Winterize Your Roof
During the winter, temperatures fluctuate between above and below freezing temperatures. This is no good for the roofing material such as shingles and flashings because they will compress and expand with the changing temperature. This can cause the materials to become loose, warped, or even cracked.
To prevent damage from the winter temperatures and elements, there are some things you can do to winterize your house. Here are a few of the things you can do.
Inspect and repair
The best time to check your roof is going to be before it rains or snows. Once the roof becomes damp, it’s going to be difficult to walk on and inspect. The best time to inspect any roof for damage is going to be when the roof is dry. Remember to keep one thing in mind, when you’re inspecting your roof.
You’re going to be looking for any types of damage to the roofing, metal flashing, pipes that are protruding out of the roof, gutters and general wear and tear on the roofing shingles.
Make sure your attic is well insulated
This keeps the warmth in the attic so the snow outside doesn’t melt prematurely to begin the ice dam cycle. The other is ventilating your attic. You can do this by adding continuous soffit vents and continuous ridge vents.

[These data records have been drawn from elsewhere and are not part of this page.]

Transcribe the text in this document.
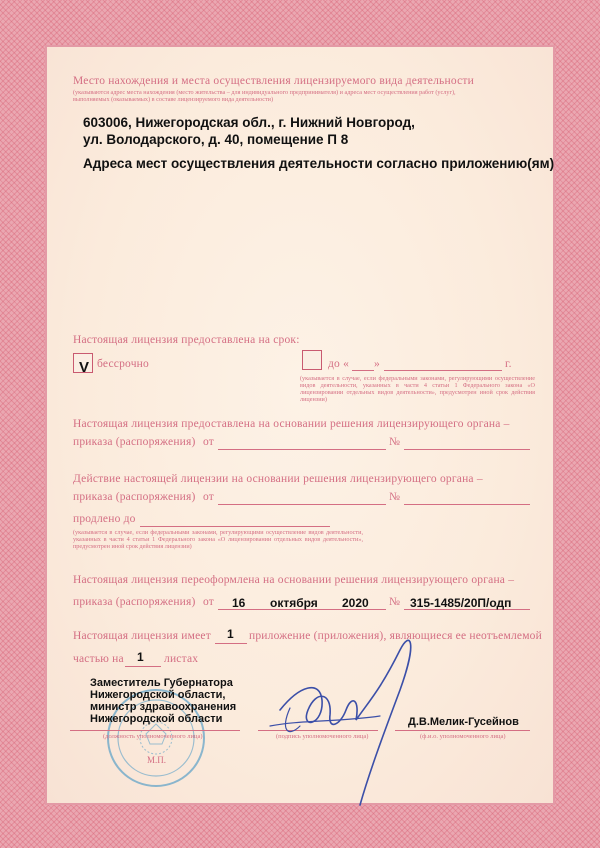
Место нахождения и места осуществления лицензируемого вида деятельности
(указываются адрес места нахождения (место жительства – для индивидуального предпринимателя) и адреса мест осуществления работ (услуг),
выполняемых (оказываемых) в составе лицензируемого вида деятельности)
603006, Нижегородская обл., г. Нижний Новгород,
ул. Володарского, д. 40, помещение П 8
Адреса мест осуществления деятельности согласно приложению(ям)
Настоящая лицензия предоставлена на срок:
V бессрочно	до « »	г.
(указывается в случае, если федеральными законами, регулирующими осуществление видов деятельности, указанных в части 4 статьи 1 Федерального закона «О лицензировании отдельных видов деятельности», предусмотрен иной срок действия лицензии)
Настоящая лицензия предоставлена на основании решения лицензирующего органа –
приказа (распоряжения) от	№
Действие настоящей лицензии на основании решения лицензирующего органа –
приказа (распоряжения) от	№
продлено до
(указывается в случае, если федеральными законами, регулирующими осуществление видов деятельности, указанных в части 4 статьи 1 Федерального закона «О лицензировании отдельных видов деятельности», предусмотрен иной срок действия лицензии)
Настоящая лицензия переоформлена на основании решения лицензирующего органа –
приказа (распоряжения) от 16 октября 2020 № 315-1485/20П/одп
Настоящая лицензия имеет 1 приложение (приложения), являющиеся ее неотъемлемой
частью на 1 листах
Заместитель Губернатора
Нижегородской области,
министр здравоохранения
Нижегородской области
(должность уполномоченного лица)	(подпись уполномоченного лица)
Д.В.Мелик-Гусейнов
(ф.и.о. уполномоченного лица)
М.П.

Ridge vents cause the warm air inside the attic to be directed outward from the top of the attic and away from the house so that the snow isn’t melted by it. Soffit vents pull cool air in through the bottom of the attic so cold spots are less likely to be formed.
Installing this kind of ventilation system can be tricky and left to the professionals. Make sure to have your local roofing repair company come out to do this installation.
Check your downspouts
You might be thinking about installing heat tape to your roof. While this is a viable solution to preventing ice and snow build-up on your roof, you should be cautious in using and installing it. Make sure you buy a high-quality product; in this case, you really will get what you pay for. Be careful installing it so that you don’t puncture your roofing material.
Trim overhanging tree branches
Low-hanging tree branches may block gutters or other sources of the drainage system. Low-hanging tree branches may compromise rooftops. The weight of snow or ice, heavy winds, or lightning can cause low-hanging branches to become quite dangerous.
Lastly, take care of your gutters. Use a gutter guard to prevent ice from building up inside, as the access weight could break it.